L'arcano non va svelato immediatamente, meglio lasciare che si scopra riga dopo riga, o che per i più curiosi sia facilmente rintracciabile rimandando al termine di questa pagina.
Gli Aidoru incuriosiscono da subito, non solo perché, come da definizione, ogni gruppo che porti il marchio di fabbrica Snowdonia abbia sempre dalla sua una dose smoderata di eccentricità+novità=bravura, nemmeno per il consueto artwork cheap & kitch che contraddistingue gli album dell'etichetta siciliana, qui nella sua versione esistenzial-inquietante. Quello che lascia scorrere questi "13 piccoli singoli radiofonici" e che fa sì che possiamo goderne la bellezza è -udite udite- null'altro che la loro stessa grazia. Nessun artificio, nessun malcelato o esplicito riferimento ad alcunché: nulla. Solamente un gruppo, un'entità eterogenea che non ha nemmeno l'arroganza di porci di fronte la solita distinguibile, stanchevole formula vocechitarrabassobatteriatastiere. Nulla di tutto ciò, fortunatamente.

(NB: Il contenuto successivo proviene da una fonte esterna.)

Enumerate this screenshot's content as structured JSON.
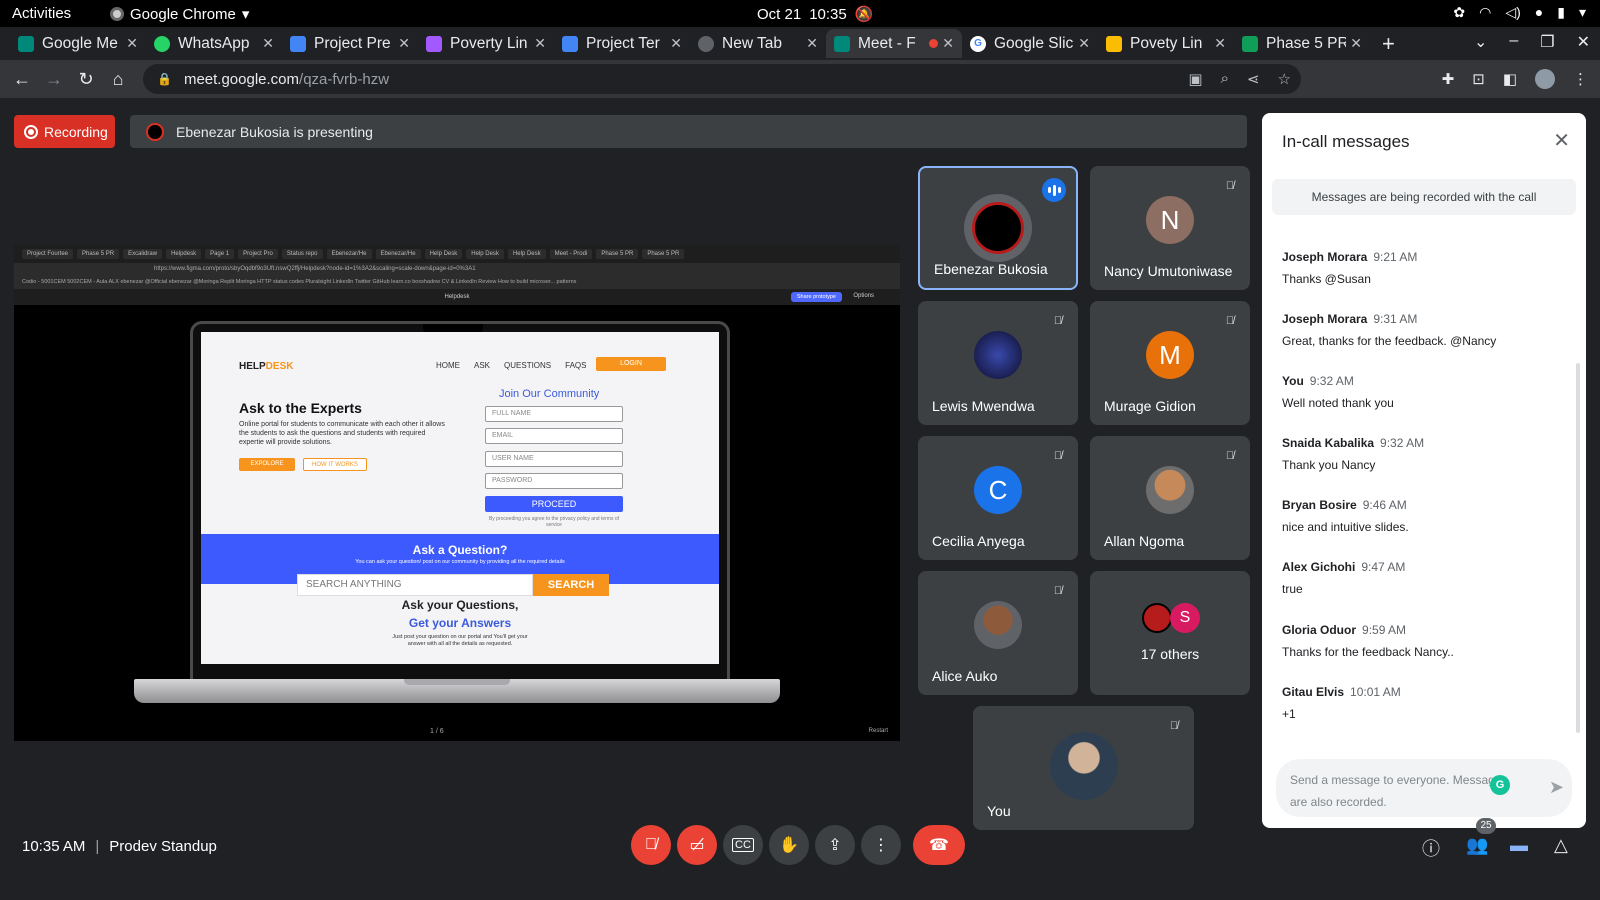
{
  "os_bar": {
    "activities": "Activities",
    "app_name": "Google Chrome",
    "date": "Oct 21",
    "time": "10:35"
  },
  "tabs": [
    {
      "label": "Google Me",
      "color": "#4285f4"
    },
    {
      "label": "WhatsApp",
      "color": "#25d366"
    },
    {
      "label": "Project Pre",
      "color": "#4285f4"
    },
    {
      "label": "Poverty Lin",
      "color": "#a259ff"
    },
    {
      "label": "Project Ter",
      "color": "#4285f4"
    },
    {
      "label": "New Tab",
      "color": "#5f6368"
    },
    {
      "label": "Meet - F",
      "color": "#00897b",
      "active": true
    },
    {
      "label": "Google Slic",
      "color": "#fbbc04"
    },
    {
      "label": "Povety Lin",
      "color": "#fbbc04"
    },
    {
      "label": "Phase 5 PR",
      "color": "#0f9d58"
    }
  ],
  "url": {
    "host": "meet.google.com",
    "path": "/qza-fvrb-hzw"
  },
  "meet": {
    "recording_label": "Recording",
    "presenting_text": "Ebenezar Bukosia is presenting",
    "meeting_time": "10:35 AM",
    "meeting_name": "Prodev Standup",
    "participant_count": "25"
  },
  "presentation": {
    "browser_tabs": [
      "Project Fourtee",
      "Phase 5 PR",
      "Excalidraw",
      "Helpdesk",
      "Page 1",
      "Project Pro",
      "Status repo",
      "Ebenezar/He",
      "Ebenezar/He",
      "Help Desk",
      "Help Desk",
      "Help Desk",
      "Meet - Prodi",
      "Phase 5 PR",
      "Phase 5 PR"
    ],
    "url": "https://www.figma.com/proto/sbyOqdbf9o3Uft.nswQ2ffj/Helpdesk?node-id=1%3A2&scaling=scale-down&page-id=0%3A1",
    "bookmarks": "Codio - 5001CEM   5002CEM - Aula   ALX   ebenezar @Official   ebenezar @Moringa   Replit   Moringa   HTTP status codes   Pluralsight   LinkedIn   Twitter   GitHub   learn.co   boxshadow   CV & LinkedIn Review   How to build microser...   patterns",
    "figma_title": "Helpdesk",
    "share_label": "Share prototype",
    "options_label": "Options",
    "pager": "1 / 6",
    "restart": "Restart",
    "helpdesk": {
      "logo_main": "HELP",
      "logo_accent": "DESK",
      "nav": [
        "HOME",
        "ASK",
        "QUESTIONS",
        "FAQS"
      ],
      "login": "LOGIN",
      "hero_title": "Ask to the Experts",
      "hero_desc": "Online portal for students to communicate with each other it allows the students to ask the questions and students with required expertie will provide solutions.",
      "explore": "EXPOLORE",
      "how": "HOW IT WORKS",
      "join": "Join Our Community",
      "fields": [
        "FULL NAME",
        "EMAIL",
        "USER NAME",
        "PASSWORD"
      ],
      "proceed": "PROCEED",
      "terms": "By proceeding you agree to the privacy policy and terms of service",
      "banner_title": "Ask a Question?",
      "banner_sub": "You can ask your question/ post on our community by providing all the required details",
      "search_placeholder": "SEARCH ANYTHING",
      "search_btn": "SEARCH",
      "ask_line": "Ask your Questions,",
      "answers_line": "Get your Answers",
      "foot": "Just post your question on our portal and You'll get your answer with all all the details as requested."
    }
  },
  "participants": [
    {
      "name": "Ebenezar Bukosia",
      "speaking": true
    },
    {
      "name": "Nancy Umutoniwase",
      "initial": "N",
      "color": "#8d6e63"
    },
    {
      "name": "Lewis Mwendwa"
    },
    {
      "name": "Murage Gidion",
      "initial": "M",
      "color": "#e8710a"
    },
    {
      "name": "Cecilia Anyega",
      "initial": "C",
      "color": "#1a73e8"
    },
    {
      "name": "Allan Ngoma"
    },
    {
      "name": "Alice Auko"
    },
    {
      "name": "17 others",
      "initial": "S",
      "color": "#d81b60"
    },
    {
      "name": "You"
    }
  ],
  "chat": {
    "title": "In-call messages",
    "notice": "Messages are being recorded with the call",
    "messages": [
      {
        "sender": "Joseph Morara",
        "time": "9:21 AM",
        "text": "Thanks @Susan"
      },
      {
        "sender": "Joseph Morara",
        "time": "9:31 AM",
        "text": "Great, thanks for the feedback. @Nancy"
      },
      {
        "sender": "You",
        "time": "9:32 AM",
        "text": "Well noted thank you"
      },
      {
        "sender": "Snaida Kabalika",
        "time": "9:32 AM",
        "text": "Thank you Nancy"
      },
      {
        "sender": "Bryan Bosire",
        "time": "9:46 AM",
        "text": "nice and intuitive slides."
      },
      {
        "sender": "Alex Gichohi",
        "time": "9:47 AM",
        "text": "true"
      },
      {
        "sender": "Gloria Oduor",
        "time": "9:59 AM",
        "text": "Thanks for the feedback Nancy.."
      },
      {
        "sender": "Gitau Elvis",
        "time": "10:01 AM",
        "text": "+1"
      }
    ],
    "placeholder": "Send a message to everyone. Messages are also recorded."
  },
  "icons": {
    "grammarly": "G",
    "accent_red": "#ea4335",
    "accent_blue": "#8ab4f8"
  }
}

Non che gli Aidoru non utilizzino questi strumenti, ciò che li contraddistingue è però la bella abitudine alla libertà espressiva, concetto che perdiamo di vista spesso e volentieri ma che andrebbe tenuto più spesso in considerazione. Fuori da mode, generi e stili, gli Aidoru giocano di sponda, se ti lasciano a bocca aperta in un brano, nell'altro te la fanno chiudere senza lasciare il tempo di replica. Dichiarano guerra ora alla poesia, ora alla metrica e rinnegano sé stessi con la limpidezza che non consentiresti a nessuno al di fuori di chi, di proposito, ne fa un vero e proprio manifesto d'intenti.
Così eccoci di volta in volta di fronte, in ordine abbastanza libero, ad un muro di rumore bianco, ad una improvvisazione libera, ad un selvaggio strumentale, ad una canzone che pare uscire dal migliore Robert Wyatt, ad un technorock analogico, ad un'aria rinascimentale, ad una sorta di piano bar alticcio che ti farebbe venir voglia di salire in piedi sulla sedia e ballare isterico.
Che tutto ciò sia frutto di un lavoro non compiuto, in continua evoluzione, è fuor di dubbio. Sarà interessante scoprire dove potrà andare a scontrarsi, ed eventualmente ad arenarsi un giorno quest'attitudine anarchica ma ordinatissima, disciplinata com'è nel mantenersi fuori da qualsivoglia classificazione e rigorosamente (orgogliosamente) priva di riferimenti che non siano quelli dettati dalla propria indole destrutturante. Questo per un probabile futuro. Per oggi, invece, facciamo che gli Aidoru siano il nostro nuovo, meraviglioso idolo.
A proposito: "Aidoru"è il modo in cui i giapponesi pronunciano la parola "Idol”: non è detto che possiate anche voi parlare la loro stessa lingua.